Les paillassons attendent sagement les touristes - La cour transformée d’une ferme luxembourgeoise
Les enquêtes auprès de touristes potentiels conduisent cependant au constat qu’il existe en matière d’agritourisme des différences entre l’image induite par le secteur et les représentations des touristes potentiels. Les personnes interrogées mettent en avant diverses composantes de l’agritourisme dont les plus récurrentes sont par ordre d’occurrence : la découverte du monde de la ferme, la présence d’animaux, l’hébergement, la participation aux activités de la ferme, les produits à déguster, la ferme en activité. Les composantes de nature, de campagne, de tourisme destiné ou adapté aux enfants, d’accueil et de contact, de tranquillité complètent le tableau. Près de 84 % de l’échantillon considère important que la ferme soit toujours en activité lors de leur visite.
De plus, l’analyse des composantes de la définition du tourisme à la ferme permet de voir que les personnes ayant déjà pratiqué l’agritourisme ont tendance à mettre davantage en avant le cadre vert et naturel, ainsi que l’aspect bucolique dans leur définition du tourisme à la ferme. Quant aux personnes sans expérience, elles insistent surtout sur la découverte des activités agricoles avec participation à la clé ! Pour les urbains comme pour les ruraux, le cadre naturel compte moins que les activités à la ferme, avec une insistance plus marquée pour les ruraux.
Certains disent qu’il n’y a pas de divergence entre l’offre en agritourisme et l’image du tourisme à la ferme car le développement des services et infrastructures touristiques dans une ferme reste un processus d’adaptation progressif. Pourtant les enquêtes auprès des tenanciers et des touristes potentiels montrent des incohérences entre les représentations de la population et l’offre, notamment en ce qui concerne l’intensité des interactions entre l’activité agricole et la consommation touristique. L’image organique d’une agriculture figée dans les années 1950 engendre une représentation d’un agritourisme décalé en matière d’accueil personnalisé et de confort, et ce, malgré tant la communication d’associations de promotion que les expériences de nombreux touristes qui restent, il est vrai, toutes deux marginales.

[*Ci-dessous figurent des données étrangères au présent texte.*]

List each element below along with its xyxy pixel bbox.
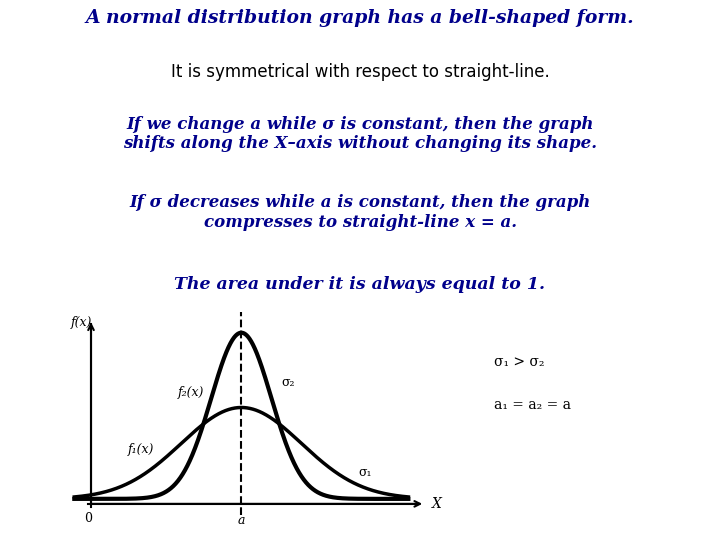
Text: σ₁: σ₁: [359, 466, 372, 479]
Text: f₂(x): f₂(x): [178, 386, 204, 399]
Text: 0: 0: [84, 512, 91, 525]
Text: σ₂: σ₂: [282, 376, 295, 389]
Text: f₁(x): f₁(x): [128, 443, 154, 456]
Text: a₁ = a₂ = a: a₁ = a₂ = a: [494, 398, 571, 412]
Text: f(x): f(x): [71, 316, 91, 329]
Text: If we change a while σ is constant, then the graph
shifts along the X–axis witho: If we change a while σ is constant, then…: [123, 116, 597, 152]
Text: X: X: [432, 497, 441, 511]
Text: It is symmetrical with respect to straight-line.: It is symmetrical with respect to straig…: [171, 63, 549, 80]
Text: σ₁ > σ₂: σ₁ > σ₂: [494, 355, 544, 369]
Text: If σ decreases while a is constant, then the graph
compresses to straight-line x: If σ decreases while a is constant, then…: [130, 194, 590, 231]
Text: The area under it is always equal to 1.: The area under it is always equal to 1.: [174, 275, 546, 293]
Text: A normal distribution graph has a bell-shaped form.: A normal distribution graph has a bell-s…: [86, 9, 634, 28]
Text: a: a: [238, 514, 245, 527]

Une partie importante des touristes et même une partie de la promotion pointent l’accueil personnalisé comme une composante originale de l’agritourisme qui offrirait un type d’interrelations que l’on ne trouve pas dans l’hôtellerie. Cependant, même si cela est perçu comme un service compris dans le prix, le temps à consacrer au touriste est toujours limité par le temps consacré à l’agriculture.